Conseguiríamos en primer lugar que donde trabajan 3 personas a 8 horas diarias, tuviéramos a 4 trabajando 6. Lo que reduciría el paro. Esta reducción también favorecería la productividad, como han demostrado todas las experiencias previas en reducción de jornada laboral y los estudios publicados sobre la materia. Y como yo puedo atestiguar: Rindo y mis compañeros también, mucho más, el viernes trabajando 6 horas, que las tardes de lunes a jueves que trabajo 8 horas.
Con ello se recaudaría mucho más por cotizaciones. Se favorecería de forma notable la conciliación de la vida familiar. Y manteniendo los sueldos, la gente disponiendo de dinero y de tiempo los emplearía en su ocio y realización personal, lo que fomentaría más el consumo, creando a su vez más puestos de trabajo.
Además, y volviendo a los planteamientos filosóficos, llevar adelante esta exigencia, significaría además, poner en cuestión la naturalidad del “ejército industrial de reserva”, término con el que Marx caracteriza el rol que juega la fuerza de trabajo desempleada o semiempleada; su existencia es la que permite que los mecanismos de mercado operen en lo que respecta a los salarios de forma favorable al capital, limitando el crecimiento de los salarios en los momentos de auge y facilitando el descenso de los mismos en tiempos de crisis.
Si están creadas las condiciones para que todos trabajemos menos horas, pero en manos del capital y para asegurar una ganancia, esto significa que algunos deben seguir trabajando tantas horas como hace décadas –o incluso más– mientras una parte creciente de la población es transformada en “población obrera sobrante”, entonces lo que debe ser cuestionado es ese monopolio privado sobre los medios de producción, que choca cada vez más duramente con las necesidades de una mayoría.
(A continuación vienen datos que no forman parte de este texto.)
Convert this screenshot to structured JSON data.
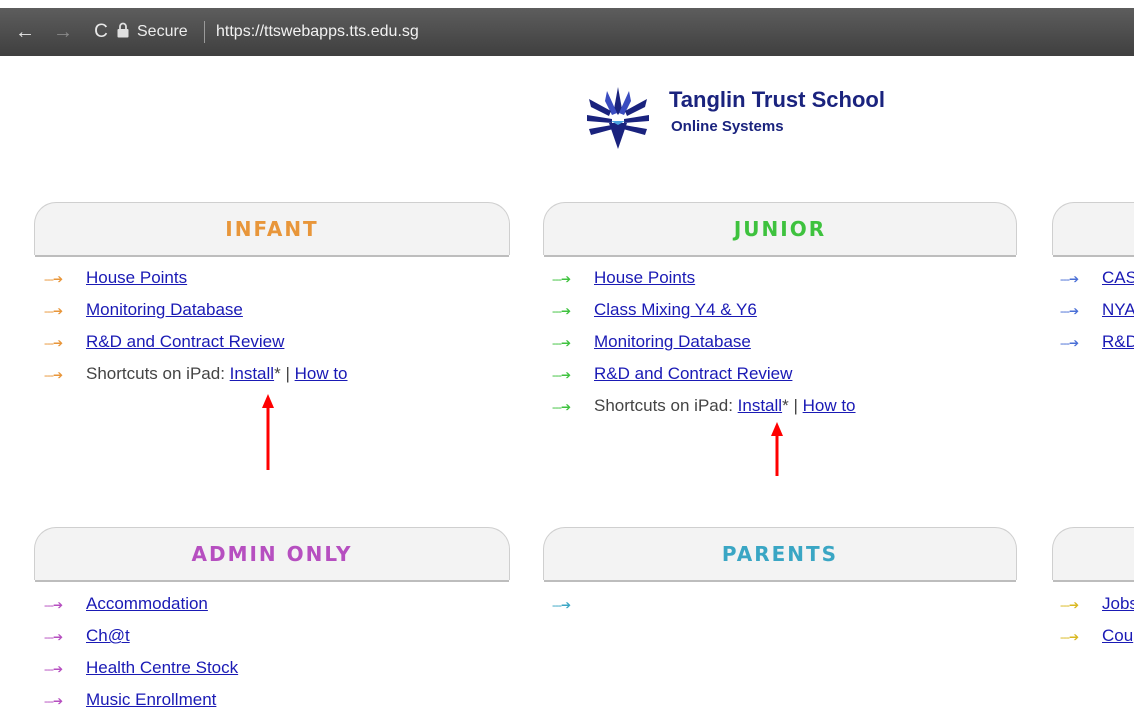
{
  "browser": {
    "secure_label": "Secure",
    "url": "https://ttswebapps.tts.edu.sg",
    "back_icon": "←",
    "forward_icon": "→",
    "reload_icon": "C"
  },
  "header": {
    "school_name": "Tanglin Trust School",
    "subtitle": "Online Systems"
  },
  "sections": {
    "infant": {
      "title": "INFANT",
      "color": "#e8963a",
      "items": [
        "House Points",
        "Monitoring Database",
        "R&D and Contract Review"
      ],
      "shortcut_label": "Shortcuts on iPad:",
      "install_label": "Install",
      "install_suffix": "*",
      "sep": "|",
      "howto_label": "How to"
    },
    "junior": {
      "title": "JUNIOR",
      "color": "#3ec23e",
      "items": [
        "House Points",
        "Class Mixing Y4 & Y6",
        "Monitoring Database",
        "R&D and Contract Review"
      ],
      "shortcut_label": "Shortcuts on iPad:",
      "install_label": "Install",
      "install_suffix": "*",
      "sep": "|",
      "howto_label": "How to"
    },
    "senior_partial": {
      "color": "#4a6fd6",
      "items": [
        "CAS",
        "NYA",
        "R&D"
      ]
    },
    "admin": {
      "title": "ADMIN ONLY",
      "color": "#b64fc0",
      "items": [
        "Accommodation",
        "Ch@t",
        "Health Centre Stock",
        "Music Enrollment"
      ]
    },
    "parents": {
      "title": "PARENTS",
      "color": "#3aa6c4",
      "items": []
    },
    "other_partial": {
      "color": "#d9b820",
      "items": [
        "Jobs",
        "Cou"
      ]
    }
  },
  "arrow_glyph": "---➔",
  "annotation_color": "#ff0000"
}
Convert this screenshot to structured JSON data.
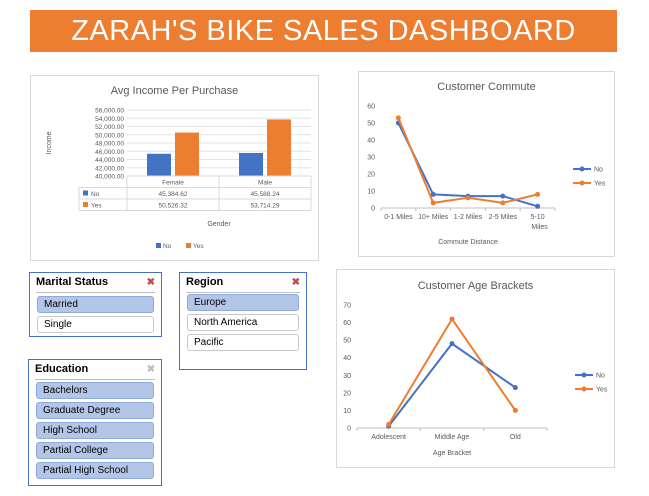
{
  "dashboard": {
    "title": "ZARAH'S BIKE SALES DASHBOARD",
    "colors": {
      "banner": "#ed7d31",
      "series_no": "#4472c4",
      "series_yes": "#ed7d31",
      "slicer_selected": "#b4c6e7"
    }
  },
  "income_chart": {
    "title": "Avg Income Per Purchase",
    "ylabel": "Income",
    "xlabel": "Gender",
    "yticks": [
      "56,000.00",
      "54,000.00",
      "52,000.00",
      "50,000.00",
      "48,000.00",
      "46,000.00",
      "44,000.00",
      "42,000.00",
      "40,000.00"
    ],
    "table": {
      "rows": [
        {
          "label": "No",
          "cells": [
            "45,384.62",
            "45,588.24"
          ]
        },
        {
          "label": "Yes",
          "cells": [
            "50,526.32",
            "53,714.29"
          ]
        }
      ]
    },
    "legend": [
      "No",
      "Yes"
    ]
  },
  "commute_chart": {
    "title": "Customer Commute",
    "xlabel": "Commute Distance",
    "yticks": [
      "0",
      "10",
      "20",
      "30",
      "40",
      "50",
      "60"
    ],
    "categories": [
      "0-1 Miles",
      "10+ Miles",
      "1-2 Miles",
      "2-5 Miles",
      "5-10 Miles"
    ],
    "legend": [
      "No",
      "Yes"
    ]
  },
  "age_chart": {
    "title": "Customer Age Brackets",
    "xlabel": "Age Bracket",
    "yticks": [
      "0",
      "10",
      "20",
      "30",
      "40",
      "50",
      "60",
      "70"
    ],
    "categories": [
      "Adolescent",
      "Middle Age",
      "Old"
    ],
    "legend": [
      "No",
      "Yes"
    ]
  },
  "chart_data": [
    {
      "type": "bar",
      "title": "Avg Income Per Purchase",
      "xlabel": "Gender",
      "ylabel": "Income",
      "categories": [
        "Female",
        "Male"
      ],
      "series": [
        {
          "name": "No",
          "values": [
            45384.62,
            45588.24
          ]
        },
        {
          "name": "Yes",
          "values": [
            50526.32,
            53714.29
          ]
        }
      ],
      "ylim": [
        40000,
        56000
      ],
      "grid": true,
      "legend": "bottom"
    },
    {
      "type": "line",
      "title": "Customer Commute",
      "xlabel": "Commute Distance",
      "ylabel": "",
      "categories": [
        "0-1 Miles",
        "10+ Miles",
        "1-2 Miles",
        "2-5 Miles",
        "5-10 Miles"
      ],
      "series": [
        {
          "name": "No",
          "values": [
            50,
            8,
            7,
            7,
            1
          ]
        },
        {
          "name": "Yes",
          "values": [
            53,
            3,
            6,
            3,
            8
          ]
        }
      ],
      "ylim": [
        0,
        60
      ],
      "grid": false,
      "legend": "right"
    },
    {
      "type": "line",
      "title": "Customer Age Brackets",
      "xlabel": "Age Bracket",
      "ylabel": "",
      "categories": [
        "Adolescent",
        "Middle Age",
        "Old"
      ],
      "series": [
        {
          "name": "No",
          "values": [
            1,
            48,
            23
          ]
        },
        {
          "name": "Yes",
          "values": [
            2,
            62,
            10
          ]
        }
      ],
      "ylim": [
        0,
        70
      ],
      "grid": false,
      "legend": "right"
    }
  ],
  "slicers": {
    "marital": {
      "title": "Marital Status",
      "icon": "clear-filter-icon",
      "items": [
        {
          "label": "Married",
          "selected": true
        },
        {
          "label": "Single",
          "selected": false
        }
      ]
    },
    "region": {
      "title": "Region",
      "icon": "clear-filter-icon",
      "items": [
        {
          "label": "Europe",
          "selected": true
        },
        {
          "label": "North America",
          "selected": false
        },
        {
          "label": "Pacific",
          "selected": false
        }
      ]
    },
    "education": {
      "title": "Education",
      "icon": "clear-filter-icon",
      "items": [
        {
          "label": "Bachelors",
          "selected": true
        },
        {
          "label": "Graduate Degree",
          "selected": true
        },
        {
          "label": "High School",
          "selected": true
        },
        {
          "label": "Partial College",
          "selected": true
        },
        {
          "label": "Partial High School",
          "selected": true
        }
      ]
    }
  }
}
La propuesta de trabajar menos horas para trabajar todos, sin afectar negativamente los salarios, pone en cuestión la naturalidad del “derecho” del empresario a disponer de la fuerza de trabajo como le plazca en función de acrecentar sus ganancias, en tanto esta atribución –pilar fundamental para asentar las relaciones de producción capitalistas– requiere para perpetuarse un progresivo deterioro para una franja de asalariados. Se trata de un planteamiento que solo podría realizarse íntegramente por un gobierno de trabajadores que se proponga hacer saltar –a nivel internacional– a este sistema basado en la explotación social. Si el capitalismo ha creado posibilidades –gracias a la tecnología de reducir el tiempo necesario para asegurar la reproducción de los bienes socialmente necesarios– que solo pueden llevarse a cabo cuestionando los mecanismos de explotación que sostienen a este modo de producción, “no le queda otra que morir”, para abrir paso a una organización de la producción articulada no en función de la ganancia privada sino de las necesidades del conjunto social.